We had to run across the street from our newsroom, dodging cars on Melrose Avenue, to the studio to do the news.
— María Elena Salinas, who joined the KMEX news staff in 1981

By 1990, KMEX began to beat the English-language news outlets in certain demographics in news ratings, first 18–34 and then 18–34, 18–49 and 25–54 by 1996. The latter accomplishment led to coverage from channel 34's English-language competitors. By 2005, what had been an achievement had become routine: a 2005 Univision press release trumpeted twelve straight years of ratings wins in the 18–34 and 18–49 segments for KMEX's 6 pm news.

After a two-decade absence from morning news—having canceled a previous effort in the late 1970s to air network programming—KMEX returned to airing morning news with an hour-long program, Primera Edición, in January 1999. This was the first hour-long morning newscast produced by a Spanish-language TV station in the United States. After just a year, the program was expanded to two hours, and the Univision stations in Miami and New York had followed suit and started their own morning newscasts.

The 2000s brought increased national recognition of KMEX's work. In 2002, the Columbia Journalism Review graded the local newscasts in Los Angeles and gave KMEX the highest rating of any station in any language. A news feature, El 15% de los Estados Unidos, which reported about the impact of Latinos on the United States, won KMEX its second Peabody Award in 2005. In 2008, The Washington Post compared Southern California's English-language newscasts with KMEX's Spanish newscasts and concluded that "the sharpest coverage of state and local issues—government, politics, immigration, labor, economics, health care—is now found on Spanish-language TV", though it noted the criticism that KMEX's "advocacy journalism" style sometimes went a step too far on issues like immigration. News director Jorge Mettey, who led the KMEX-TV newsroom for five years, was fired in 2007 for allegedly breaching ethics policies; Mettey sued the next year and claimed that Univision executives had a hand in shaping news coverage with the goal of increasing advertising revenues.

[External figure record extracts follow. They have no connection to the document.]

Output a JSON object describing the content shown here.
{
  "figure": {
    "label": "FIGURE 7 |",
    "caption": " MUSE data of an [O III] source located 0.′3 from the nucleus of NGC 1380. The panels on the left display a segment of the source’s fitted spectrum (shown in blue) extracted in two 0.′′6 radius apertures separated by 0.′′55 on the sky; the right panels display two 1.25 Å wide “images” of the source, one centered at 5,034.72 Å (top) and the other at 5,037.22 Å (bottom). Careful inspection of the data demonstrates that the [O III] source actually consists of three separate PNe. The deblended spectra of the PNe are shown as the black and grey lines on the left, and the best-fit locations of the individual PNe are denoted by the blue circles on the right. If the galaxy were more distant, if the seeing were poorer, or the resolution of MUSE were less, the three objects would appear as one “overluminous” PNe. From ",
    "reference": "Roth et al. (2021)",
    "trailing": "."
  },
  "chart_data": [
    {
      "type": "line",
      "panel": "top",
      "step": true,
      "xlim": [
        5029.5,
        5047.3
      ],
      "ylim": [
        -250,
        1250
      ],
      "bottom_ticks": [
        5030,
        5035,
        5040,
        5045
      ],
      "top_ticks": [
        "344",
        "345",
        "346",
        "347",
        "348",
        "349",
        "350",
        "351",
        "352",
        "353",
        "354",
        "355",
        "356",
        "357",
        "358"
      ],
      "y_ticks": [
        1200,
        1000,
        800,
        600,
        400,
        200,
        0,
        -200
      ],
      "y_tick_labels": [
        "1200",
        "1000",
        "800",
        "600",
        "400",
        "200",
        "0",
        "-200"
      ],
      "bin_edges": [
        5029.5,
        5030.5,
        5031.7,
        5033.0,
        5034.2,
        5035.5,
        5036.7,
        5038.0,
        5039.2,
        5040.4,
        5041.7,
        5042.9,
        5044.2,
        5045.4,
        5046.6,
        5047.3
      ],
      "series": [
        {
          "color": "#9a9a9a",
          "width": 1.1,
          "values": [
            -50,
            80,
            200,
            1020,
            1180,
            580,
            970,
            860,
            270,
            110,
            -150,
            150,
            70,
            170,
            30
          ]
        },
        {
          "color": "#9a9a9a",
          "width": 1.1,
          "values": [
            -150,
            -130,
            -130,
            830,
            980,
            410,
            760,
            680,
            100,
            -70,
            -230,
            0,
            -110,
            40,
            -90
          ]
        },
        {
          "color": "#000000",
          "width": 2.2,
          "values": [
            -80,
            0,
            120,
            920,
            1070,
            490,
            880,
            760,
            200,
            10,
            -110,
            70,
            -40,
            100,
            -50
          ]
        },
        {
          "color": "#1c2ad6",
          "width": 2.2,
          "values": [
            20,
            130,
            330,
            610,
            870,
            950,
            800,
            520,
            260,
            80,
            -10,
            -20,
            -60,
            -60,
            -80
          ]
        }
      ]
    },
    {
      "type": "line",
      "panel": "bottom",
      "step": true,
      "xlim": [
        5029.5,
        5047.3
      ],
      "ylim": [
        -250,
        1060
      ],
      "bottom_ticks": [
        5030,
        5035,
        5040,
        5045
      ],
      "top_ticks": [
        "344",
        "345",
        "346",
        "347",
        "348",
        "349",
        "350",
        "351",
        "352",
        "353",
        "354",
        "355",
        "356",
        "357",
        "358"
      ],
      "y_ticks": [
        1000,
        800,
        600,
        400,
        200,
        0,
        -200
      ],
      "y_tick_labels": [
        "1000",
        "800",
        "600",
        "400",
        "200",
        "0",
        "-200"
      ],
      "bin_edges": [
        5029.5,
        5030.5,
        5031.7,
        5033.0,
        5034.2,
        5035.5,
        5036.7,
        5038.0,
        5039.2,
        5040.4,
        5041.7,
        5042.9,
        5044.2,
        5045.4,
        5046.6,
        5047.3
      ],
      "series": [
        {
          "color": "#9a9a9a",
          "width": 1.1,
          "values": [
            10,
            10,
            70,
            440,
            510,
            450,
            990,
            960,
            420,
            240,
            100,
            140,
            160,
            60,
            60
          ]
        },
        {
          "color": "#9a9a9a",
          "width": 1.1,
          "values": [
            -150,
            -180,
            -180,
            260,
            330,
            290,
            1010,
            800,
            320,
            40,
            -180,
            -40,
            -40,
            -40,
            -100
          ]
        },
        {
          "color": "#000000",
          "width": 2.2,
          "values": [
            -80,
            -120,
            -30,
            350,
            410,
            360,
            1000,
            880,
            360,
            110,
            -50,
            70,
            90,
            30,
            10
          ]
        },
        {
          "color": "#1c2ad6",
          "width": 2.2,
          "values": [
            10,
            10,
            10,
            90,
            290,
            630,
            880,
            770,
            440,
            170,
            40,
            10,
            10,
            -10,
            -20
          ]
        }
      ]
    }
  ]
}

An increased investment by local news at Telemundo in the 2010s gave channel 34 a challenge. For the first time since 1987, KVEA beat out KMEX among viewers 18–49 in 2014. In June 2015, KMEX reformatted its morning newscast as A Primera Hora in order to target a younger audience. In April 2017, Univision launched Edición Digital California, a midday newscast aired on all of its stations in California.

===Sports programming===
In 2016, Univision announced a three-year deal to broadcast Spanish-language Los Angeles Rams programming, including preseason games and studio programs; this was the first time that Univision had ever entered into a media rights deal involving the National Football League. Programming aired on KMEX and KFTR and in the Bakersfield area on KABE-CD and KBTF-CD. In the last year of the agreement, only KFTR aired games.

===Notable former on-air staff===
- León Krauze – news anchor, 2012–2022
- Raul Peimbert – weeknight anchor, 2005–2011
- Jorge Ramos – reporter and host of Mundo Latino
- María Elena Salinas – news anchor and reporter, 1981–1987

==Technical information==

===Subchannels===
KMEX broadcasts six subchannels of programming, including the main Univision feed, from its transmitter atop Mount Wilson.

Subchannels of KMEX-DT
| Subchannel | Res.Tooltip Display resolution | Short name | Programming |
| 34.1 | 720p | KMEX-DT | Univision |
| 34.2 | 480i | UNM-HD | UniMás (KFTR-DT) in SD |
| 34.3 | MVSGLD | MovieSphere Gold |
| 34.4 | CRIME | True Crime Network |
| 34.5 | STVUSA | Super TV (Mandarin) (4:3) |
| 34.6 | BT2 | Infomercials |

===Analog-to-digital conversion===
KMEX-TV shut down its analog signal, over UHF channel 34, at 11:59 p.m. on June 12, 2009, as part of the federally mandated transition from analog to digital television. The station's digital signal relocated from its pre-transition UHF channel 35 to channel 34.